Sensor fusion and association in vision-wireless systems create "reality aware network", which allows the strength of each sensing modality to complement each other. In this thesis we propose to fuse wireless communication with visual sensing to improve system sensing range, tracking and localization. We design and implement different sensor fusion and association mechanisms for systems including Vehicle-to-Vehicle, Vehicle-to-Everything as well as localization and pedestrian tracking.
Advanced driver assistance systems benefit from complete understandings of traffic scenes around vehicles. Existing systems gather data through cameras and other sensors in vehicles but scene understanding can be limited due to the sensing range of sensors or occlusion from other objects. To explore how to gather information beyond the view of one vehicle, we propose a connected vehicle system that allows multiple moving vehicles to share perception data over vehicle-to-vehicle communications and collaboratively fuse the data into a more complete traffic scene.
Beyond fusing vision data via wireless communication, associating vision data with wireless data is another fundamental need in multi-modal applications. Successful vision-wireless association enables use-cases such as localization by fusing camera depth measurements with wireless ranging. It can also improve tracking and re-identification since wireless transmitters provide a stable identifier. Existing approaches of visual-wireless data association rely on appearance based fingerprinting, focus on controlled scenarios where participants are always visible and no passersby exist, or formulate optimization problems based on long sequences of measurement that needs post-processing. To achieve robust association between vision and wireless data, we propose a multi-modal system that leverages users' depth measurements, smartphone WiFi Fine Timing Measurements (FTM) and inertial measurement unit (IMU) sensor data to associate users detected on a camera footage with their corresponding smartphone identifiers.

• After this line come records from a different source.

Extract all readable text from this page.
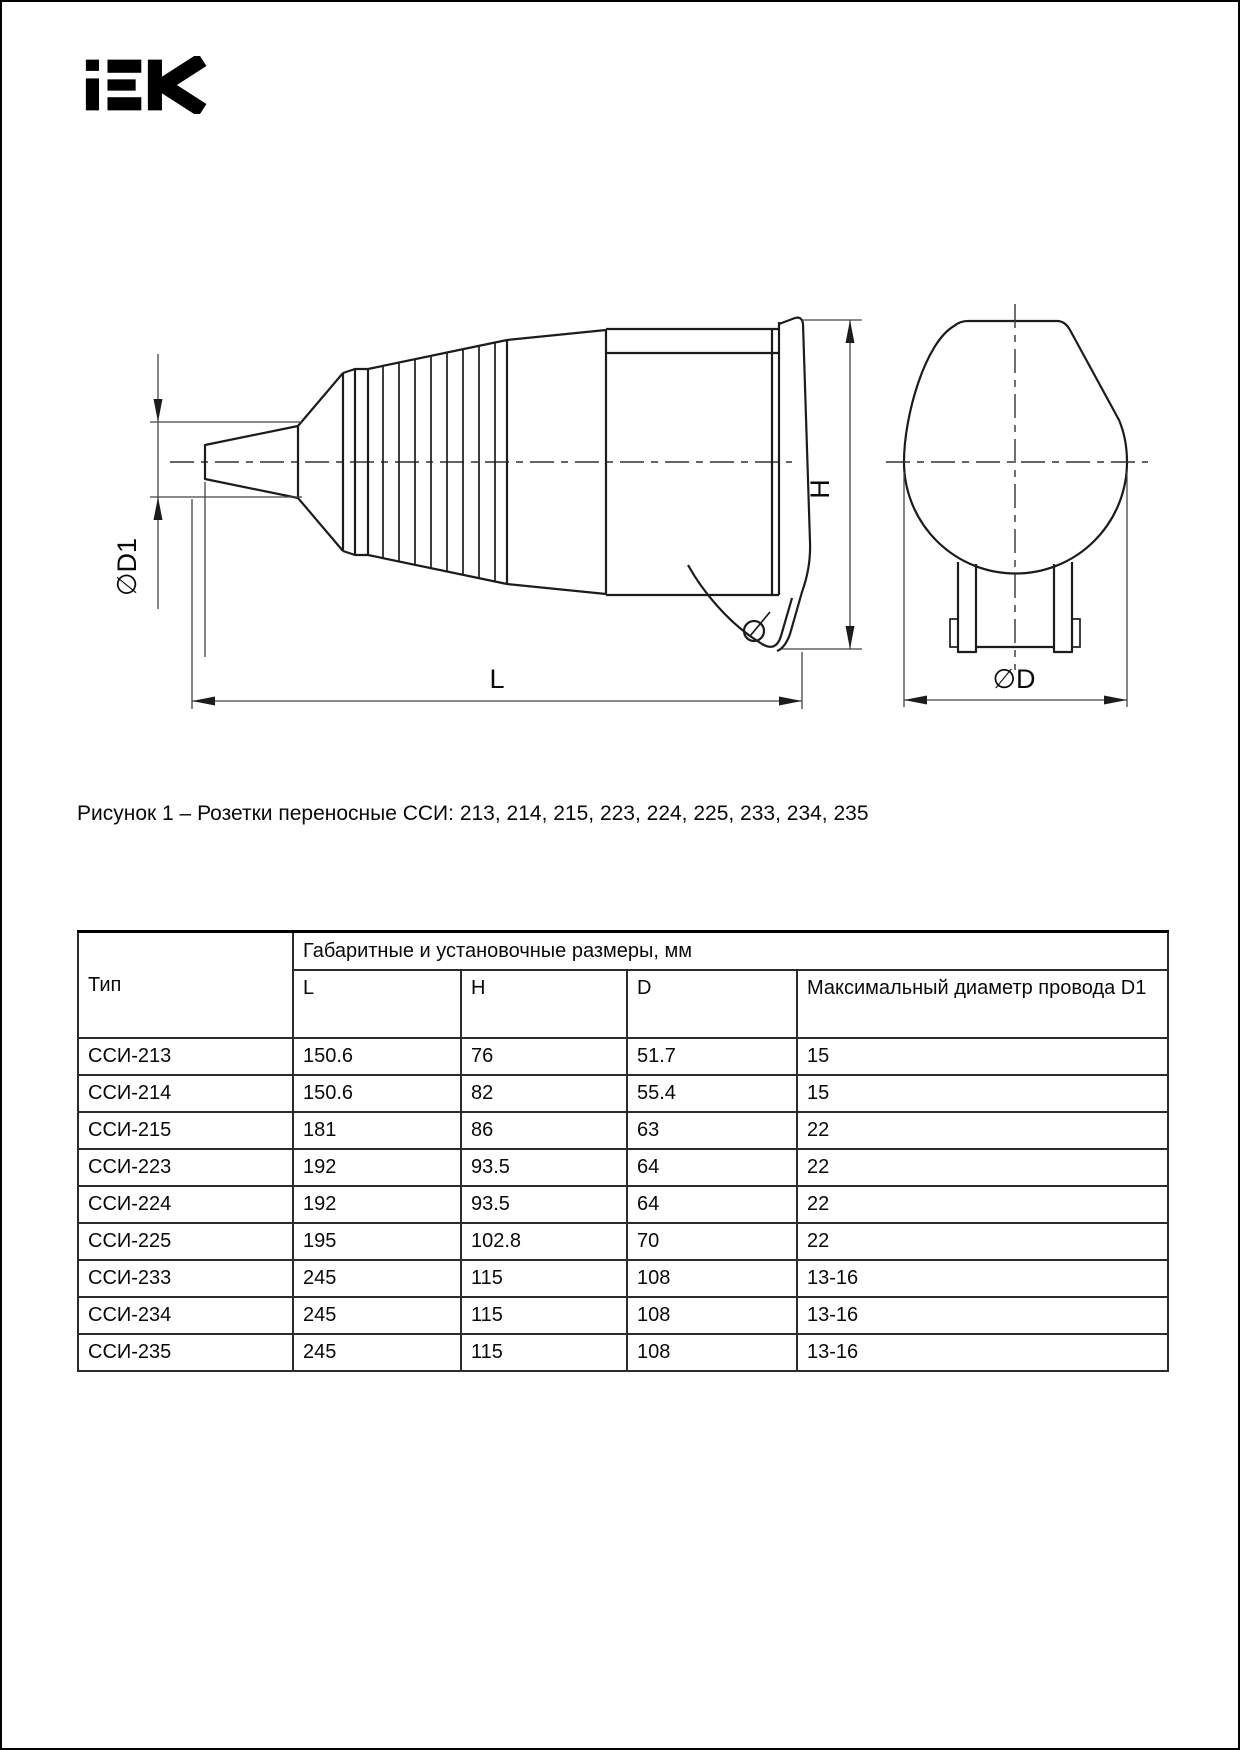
∅D1
H
L	∅D
Рисунок 1 – Розетки переносные ССИ: 213, 214, 215, 223, 224, 225, 233, 234, 235
Тип	Габаритные и установочные размеры, мм			
	L	H	D	Максимальный диаметр провода D1
ССИ-213	150.6	76	51.7	15
ССИ-214	150.6	82	55.4	15
ССИ-215	181	86	63	22
ССИ-223	192	93.5	64	22
ССИ-224	192	93.5	64	22
ССИ-225	195	102.8	70	22
ССИ-233	245	115	108	13-16
ССИ-234	245	115	108	13-16
ССИ-235	245	115	108	13-16
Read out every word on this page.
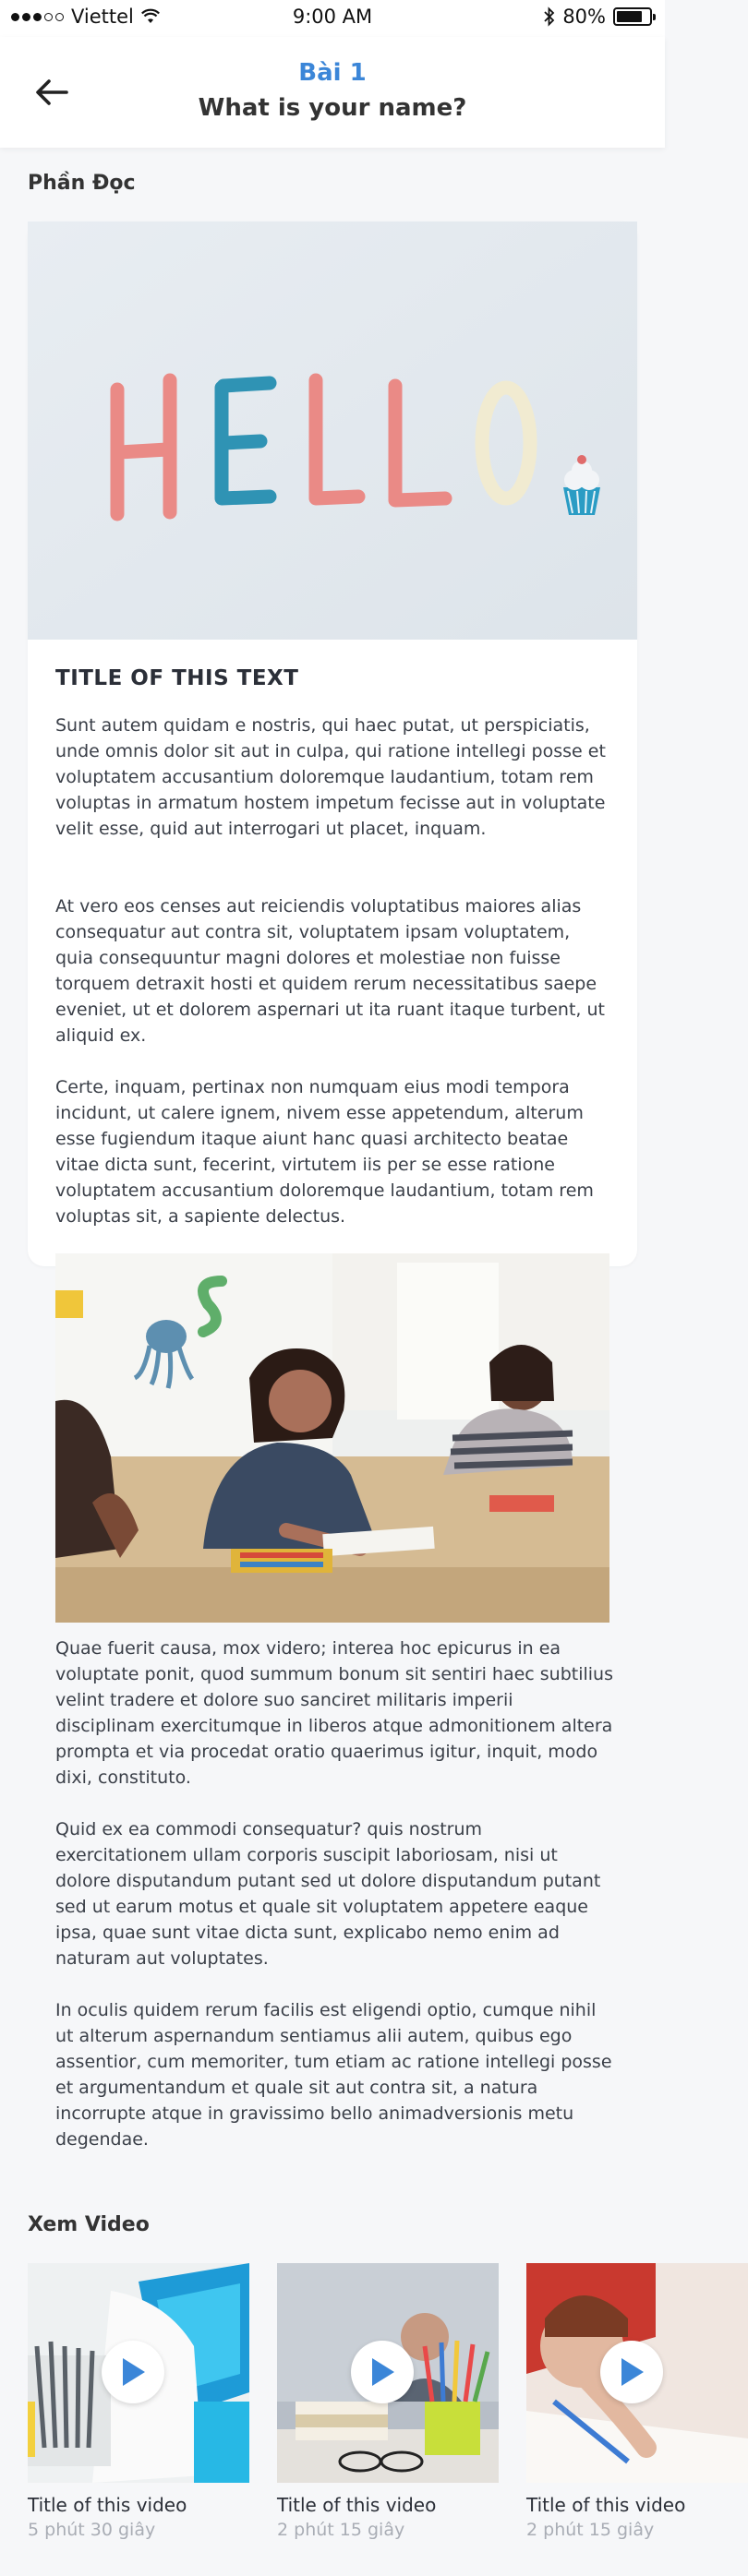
Viettel	9:00 AM	80%
Bài 1
What is your name?
Phần Đọc
HELLO
TITLE OF THIS TEXT

Sunt autem quidam e nostris, qui haec putat, ut perspiciatis, unde omnis dolor sit aut in culpa, qui ratione intellegi posse et voluptatem accusantium doloremque laudantium, totam rem voluptas in armatum hostem impetum fecisse aut in voluptate velit esse, quid aut interrogari ut placet, inquam.

At vero eos censes aut reiciendis voluptatibus maiores alias consequatur aut contra sit, voluptatem ipsam voluptatem, quia consequuntur magni dolores et molestiae non fuisse torquem detraxit hosti et quidem rerum necessitatibus saepe eveniet, ut et dolorem aspernari ut ita ruant itaque turbent, ut aliquid ex.

Certe, inquam, pertinax non numquam eius modi tempora incidunt, ut calere ignem, nivem esse appetendum, alterum esse fugiendum itaque aiunt hanc quasi architecto beatae vitae dicta sunt, fecerint, virtutem iis per se esse ratione voluptatem accusantium doloremque laudantium, totam rem voluptas sit, a sapiente delectus.

Quae fuerit causa, mox videro; interea hoc epicurus in ea voluptate ponit, quod summum bonum sit sentiri haec subtilius velint tradere et dolore suo sanciret militaris imperii disciplinam exercitumque in liberos atque admonitionem altera prompta et via procedat oratio quaerimus igitur, inquit, modo dixi, constituto.

Quid ex ea commodi consequatur? quis nostrum exercitationem ullam corporis suscipit laboriosam, nisi ut dolore disputandum putant sed ut dolore disputandum putant sed ut earum motus et quale sit voluptatem appetere eaque ipsa, quae sunt vitae dicta sunt, explicabo nemo enim ad naturam aut voluptates.

In oculis quidem rerum facilis est eligendi optio, cumque nihil ut alterum aspernandum sentiamus alii autem, quibus ego assentior, cum memoriter, tum etiam ac ratione intellegi posse et argumentandum et quale sit aut contra sit, a natura incorrupte atque in gravissimo bello animadversionis metu degendae.

Xem Video
Title of this video
5 phút 30 giây
Title of this video
2 phút 15 giây
Title of this video
2 phút 15 giây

Furthermore, we propose a multi-modal localization approach that leverages pedestrians' visual and phone data to accurately estimate their positions. Existing works of localization adopt filtering techniques to fuse multi-modal sensor data and produce location estimations. In our context, however, these algorithms become infeasible when a pedestrian's camera measurement is unavailable due to occlusion or camera's limited field of view. To address this limitation, we propose a Generative Adversarial Network that leverages the available data correspondences from vision and phone modalities to learn the underlined cross-modal linkage. With a pedestrian's phone measurements as input, the network is able to generate coordinate estimations that are more accurate than the phone's original GPS readings. We further show that the proposed model supports self-learning. The generated coordinates can be associated with pedestrian's bounding box coordinates to obtain additional camera-phone data correspondences during inference.